When calling Cloud Functions, ensure parameters match the expected types:
import { getFunction, httpsCallable } from 'firebase/functions';
import { functions } from './firebase-config';
// Function expects { email: string, name: string }
const createUser = httpsCallable(functions, 'createUser');
// INCORRECT - passing wrong types
try {
await createUser({
email: 12345, // Should be string!
name: { first: 'John', last: 'Doe' } // Should be string!
});
} catch (error) {
if (error.code === 'functions/invalid-argument') {
console.error('Invalid parameter types');
}
}
// CORRECT - matching parameter types
await createUser({
email: '[email protected]',
name: 'John Doe'
});Check your Cloud Function definition to see what types are expected.
For Firebase Cloud Messaging errors, validate token format and message data:
import admin from 'firebase-admin';
const messaging = admin.messaging();
// INCORRECT - invalid token format
const invalidToken = 'abc123'; // Not a valid FCM token
// CORRECT - validate token is well-formed
const validToken = 'exJhbGc...'; // Real FCM registration token
try {
await messaging.send({
token: validToken,
data: {
key1: 'value1', // Data values must be strings
key2: 'value2'
},
notification: {
title: 'Hello',
body: 'World'
}
});
} catch (error) {
if (error.code === 'messaging/invalid-argument') {
console.error('Invalid messaging parameters:', error.message);
}
}Ensure all FCM data values are strings, not objects or numbers.
If getting INVALID_ARGUMENT during firebase deploy, check your rules file:
# Check Firestore rules file size
ls -lh firestore.rules
# Rules file is too large (>50KB) - consider splitting
# or optimize rules syntaxExample of properly formatted rules:
rules_version = '2';
service cloud.firestore {
match /databases/{database}/documents {
// Check authentication - never use broad allow rules
match /users/{userId} {
allow read, write: if request.auth != null && request.auth.uid == userId;
}
match /public/{document=**} {
allow read: if true;
allow write: if request.auth != null;
}
}
}Deploy and verify:
firebase deploy --only firestore:rulesIf still failing, try validating rules syntax in Firebase Console > Firestore > Rules > Validate.
The INVALID_ARGUMENT error is different from failed-precondition or permission-denied: it indicates the problem is with your arguments themselves, not the system state or authorization.
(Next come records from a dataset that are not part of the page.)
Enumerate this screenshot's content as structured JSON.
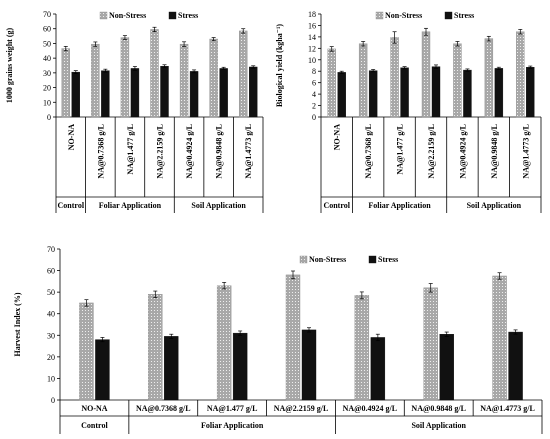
{
  "chart_data": [
    {
      "type": "bar",
      "ylabel": "1000 grains weight (g)",
      "ylim": [
        0,
        70
      ],
      "yticks": [
        0,
        10,
        20,
        30,
        40,
        50,
        60,
        70
      ],
      "categories": [
        "NO-NA",
        "NA@0.7368 g/L",
        "NA@1.477 g/L",
        "NA@2.2159 g/L",
        "NA@0.4924 g/L",
        "NA@0.9848 g/L",
        "NA@1.4773 g/L"
      ],
      "groups": [
        {
          "label": "Control",
          "count": 1
        },
        {
          "label": "Foliar Application",
          "count": 3
        },
        {
          "label": "Soil Application",
          "count": 3
        }
      ],
      "legend_position": "top-right",
      "series": [
        {
          "name": "Non-Stress",
          "color": "#a8a8a8",
          "pattern": "dotted",
          "values": [
            46.5,
            49.5,
            54,
            59.5,
            49.5,
            53,
            58.5
          ],
          "errors": [
            1.5,
            1.5,
            1.3,
            1.5,
            1.6,
            1.0,
            1.5
          ]
        },
        {
          "name": "Stress",
          "color": "#111111",
          "pattern": "solid",
          "values": [
            30.5,
            31.5,
            33,
            34.5,
            31,
            33,
            34
          ],
          "errors": [
            1.0,
            1.0,
            1.3,
            1.0,
            1.0,
            0.8,
            0.8
          ]
        }
      ]
    },
    {
      "type": "bar",
      "ylabel": "Biological yield (kgha⁻¹)",
      "ylim": [
        0,
        18
      ],
      "yticks": [
        0,
        2,
        4,
        6,
        8,
        10,
        12,
        14,
        16,
        18
      ],
      "categories": [
        "NO-NA",
        "NA@0.7368 g/L",
        "NA@1.477 g/L",
        "NA@2.2159 g/L",
        "NA@0.4924 g/L",
        "NA@0.9848 g/L",
        "NA@1.4773 g/L"
      ],
      "groups": [
        {
          "label": "Control",
          "count": 1
        },
        {
          "label": "Foliar Application",
          "count": 3
        },
        {
          "label": "Soil Application",
          "count": 3
        }
      ],
      "legend_position": "top-right",
      "series": [
        {
          "name": "Non-Stress",
          "color": "#a8a8a8",
          "pattern": "dotted",
          "values": [
            11.9,
            12.8,
            13.9,
            14.9,
            12.8,
            13.7,
            14.9
          ],
          "errors": [
            0.4,
            0.4,
            1.0,
            0.6,
            0.4,
            0.4,
            0.4
          ]
        },
        {
          "name": "Stress",
          "color": "#111111",
          "pattern": "solid",
          "values": [
            7.8,
            8.1,
            8.6,
            8.8,
            8.2,
            8.5,
            8.7
          ],
          "errors": [
            0.2,
            0.2,
            0.2,
            0.3,
            0.2,
            0.2,
            0.2
          ]
        }
      ]
    },
    {
      "type": "bar",
      "ylabel": "Harvest Index (%)",
      "ylim": [
        0,
        70
      ],
      "yticks": [
        0,
        10,
        20,
        30,
        40,
        50,
        60,
        70
      ],
      "categories": [
        "NO-NA",
        "NA@0.7368 g/L",
        "NA@1.477 g/L",
        "NA@2.2159 g/L",
        "NA@0.4924 g/L",
        "NA@0.9848 g/L",
        "NA@1.4773 g/L"
      ],
      "groups": [
        {
          "label": "Control",
          "count": 1
        },
        {
          "label": "Foliar Application",
          "count": 3
        },
        {
          "label": "Soil Application",
          "count": 3
        }
      ],
      "legend_position": "top-right",
      "series": [
        {
          "name": "Non-Stress",
          "color": "#a8a8a8",
          "pattern": "dotted",
          "values": [
            45,
            49,
            53,
            58,
            48.5,
            52,
            57.5
          ],
          "errors": [
            1.5,
            1.5,
            1.5,
            1.8,
            1.6,
            2.0,
            1.5
          ]
        },
        {
          "name": "Stress",
          "color": "#111111",
          "pattern": "solid",
          "values": [
            28,
            29.5,
            31,
            32.5,
            29,
            30.5,
            31.5
          ],
          "errors": [
            1.0,
            1.0,
            1.0,
            1.0,
            1.5,
            1.0,
            1.0
          ]
        }
      ]
    }
  ]
}
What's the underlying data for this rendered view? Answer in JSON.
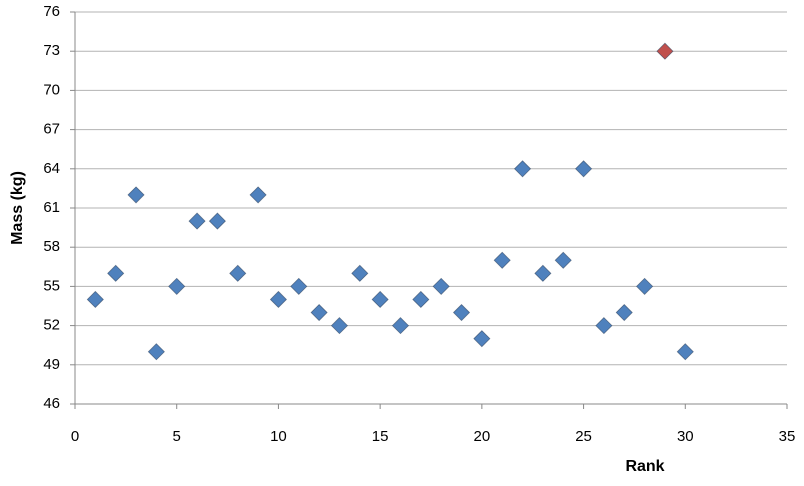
{
  "chart_data": {
    "type": "scatter",
    "x_label": "Rank",
    "y_label": "Mass (kg)",
    "x": [
      1,
      2,
      3,
      4,
      5,
      6,
      7,
      8,
      9,
      10,
      11,
      12,
      13,
      14,
      15,
      16,
      17,
      18,
      19,
      20,
      21,
      22,
      23,
      24,
      25,
      26,
      27,
      28,
      29,
      30
    ],
    "values": [
      54,
      56,
      62,
      50,
      55,
      60,
      60,
      56,
      62,
      54,
      55,
      53,
      52,
      56,
      54,
      52,
      54,
      55,
      53,
      51,
      57,
      64,
      56,
      57,
      64,
      52,
      53,
      55,
      73,
      50
    ],
    "colors": [
      "#4f81bd",
      "#4f81bd",
      "#4f81bd",
      "#4f81bd",
      "#4f81bd",
      "#4f81bd",
      "#4f81bd",
      "#4f81bd",
      "#4f81bd",
      "#4f81bd",
      "#4f81bd",
      "#4f81bd",
      "#4f81bd",
      "#4f81bd",
      "#4f81bd",
      "#4f81bd",
      "#4f81bd",
      "#4f81bd",
      "#4f81bd",
      "#4f81bd",
      "#4f81bd",
      "#4f81bd",
      "#4f81bd",
      "#4f81bd",
      "#4f81bd",
      "#4f81bd",
      "#4f81bd",
      "#4f81bd",
      "#c0504d",
      "#4f81bd"
    ],
    "xlim": [
      0,
      35
    ],
    "xticks": [
      0,
      5,
      10,
      15,
      20,
      25,
      30,
      35
    ],
    "ylim": [
      46,
      76
    ],
    "yticks": [
      46,
      49,
      52,
      55,
      58,
      61,
      64,
      67,
      70,
      73,
      76
    ],
    "grid": true
  }
}
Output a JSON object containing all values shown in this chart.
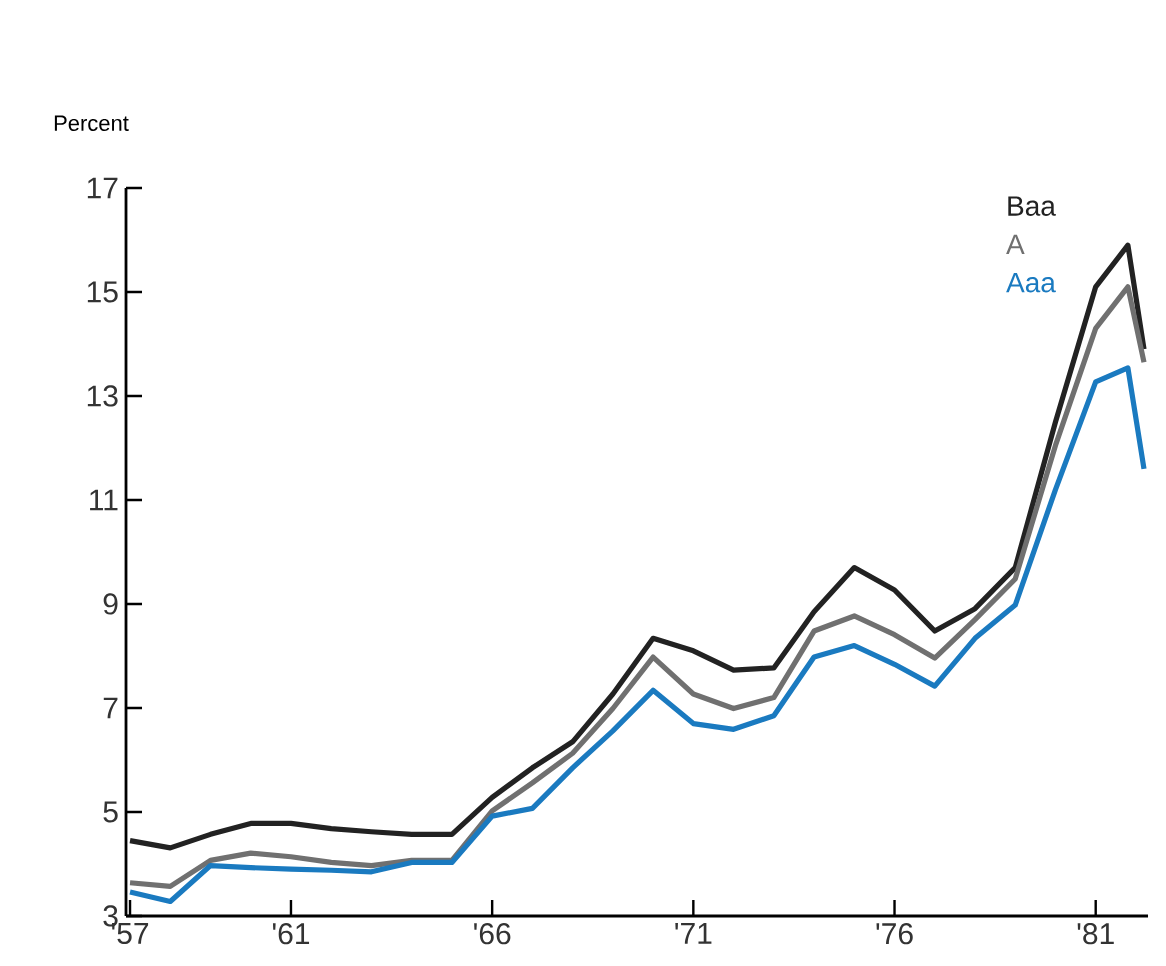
{
  "chart_data": {
    "type": "line",
    "ylabel": "Percent",
    "x": [
      1957,
      1958,
      1959,
      1960,
      1961,
      1962,
      1963,
      1964,
      1965,
      1966,
      1967,
      1968,
      1969,
      1970,
      1971,
      1972,
      1973,
      1974,
      1975,
      1976,
      1977,
      1978,
      1979,
      1980,
      1981,
      1981.8,
      1982.2
    ],
    "series": [
      {
        "name": "Baa",
        "color": "#222222",
        "values": [
          4.45,
          4.31,
          4.57,
          4.78,
          4.78,
          4.68,
          4.62,
          4.57,
          4.57,
          5.28,
          5.85,
          6.35,
          7.27,
          8.34,
          8.1,
          7.73,
          7.77,
          8.85,
          9.7,
          9.27,
          8.48,
          8.91,
          9.7,
          12.5,
          15.1,
          15.9,
          13.9
        ]
      },
      {
        "name": "A",
        "color": "#707070",
        "values": [
          3.64,
          3.57,
          4.07,
          4.21,
          4.14,
          4.03,
          3.97,
          4.07,
          4.07,
          5.02,
          5.56,
          6.13,
          6.99,
          7.98,
          7.27,
          6.99,
          7.2,
          8.48,
          8.77,
          8.41,
          7.96,
          8.7,
          9.48,
          12.05,
          14.3,
          15.1,
          13.65
        ]
      },
      {
        "name": "Aaa",
        "color": "#1a7ac0",
        "values": [
          3.46,
          3.28,
          3.97,
          3.93,
          3.9,
          3.88,
          3.85,
          4.03,
          4.03,
          4.92,
          5.07,
          5.85,
          6.56,
          7.34,
          6.7,
          6.59,
          6.85,
          7.98,
          8.2,
          7.84,
          7.42,
          8.34,
          8.98,
          11.2,
          13.27,
          13.54,
          11.6
        ]
      }
    ],
    "xlim": [
      1956.9,
      1982.3
    ],
    "xticks": [
      {
        "value": 1957,
        "label": "'57"
      },
      {
        "value": 1961,
        "label": "'61"
      },
      {
        "value": 1966,
        "label": "'66"
      },
      {
        "value": 1971,
        "label": "'71"
      },
      {
        "value": 1976,
        "label": "'76"
      },
      {
        "value": 1981,
        "label": "'81"
      }
    ],
    "ylim": [
      3,
      17
    ],
    "yticks": [
      3,
      5,
      7,
      9,
      11,
      13,
      15,
      17
    ],
    "grid": false,
    "legend": "top right",
    "marker": "none",
    "line_style": "solid"
  }
}
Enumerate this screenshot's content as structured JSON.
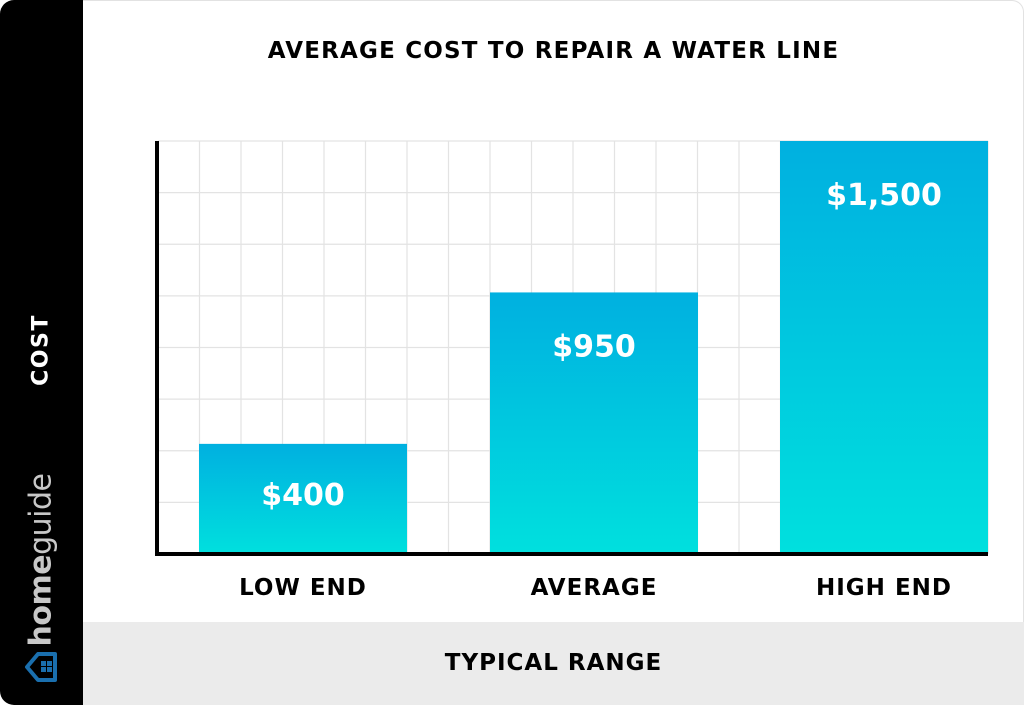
{
  "chart_data": {
    "type": "bar",
    "title": "AVERAGE COST TO REPAIR A WATER LINE",
    "xlabel": "TYPICAL RANGE",
    "ylabel": "COST",
    "categories": [
      "LOW END",
      "AVERAGE",
      "HIGH END"
    ],
    "values": [
      400,
      950,
      1500
    ],
    "data_labels": [
      "$400",
      "$950",
      "$1,500"
    ],
    "ylim": [
      0,
      1500
    ],
    "grid": true,
    "bar_gradient": [
      "#00b0e0",
      "#00e0de"
    ]
  },
  "brand": {
    "logo_text_bold": "home",
    "logo_text": "guide",
    "logo_color": "#1a6fae",
    "logo_icon": "house-icon"
  }
}
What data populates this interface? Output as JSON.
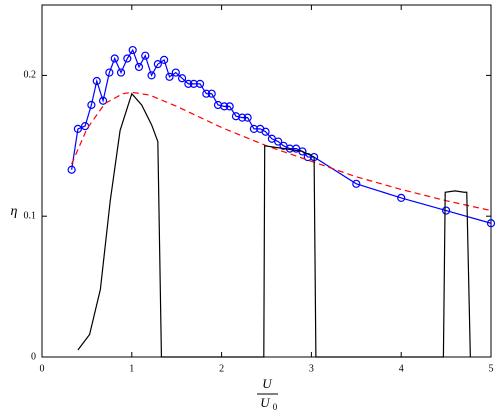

When debugging, always check the error.details array which contains fieldViolations that pinpoint the exact problematic argument. For Firestore pagination with startAfterDocument(), ensure the query has the same orderBy() clauses as the original query that produced the cursor. When combining Firestore filters, note that you cannot use inequality filters (!= or < or > or <= or >=) on multiple fields—only one field can have an inequality filter. If using Cloud Functions with the modular SDK, ensure you're passing arguments in the expected format and order. For large rules files, consider splitting into multiple files or using variables to reduce repetition. Firebase SDK version mismatches can cause INVALID_ARGUMENT errors—always check that your client SDK and Admin SDK versions are compatible. When using service accounts, verify the JSON key is from the correct Firebase project, not another project.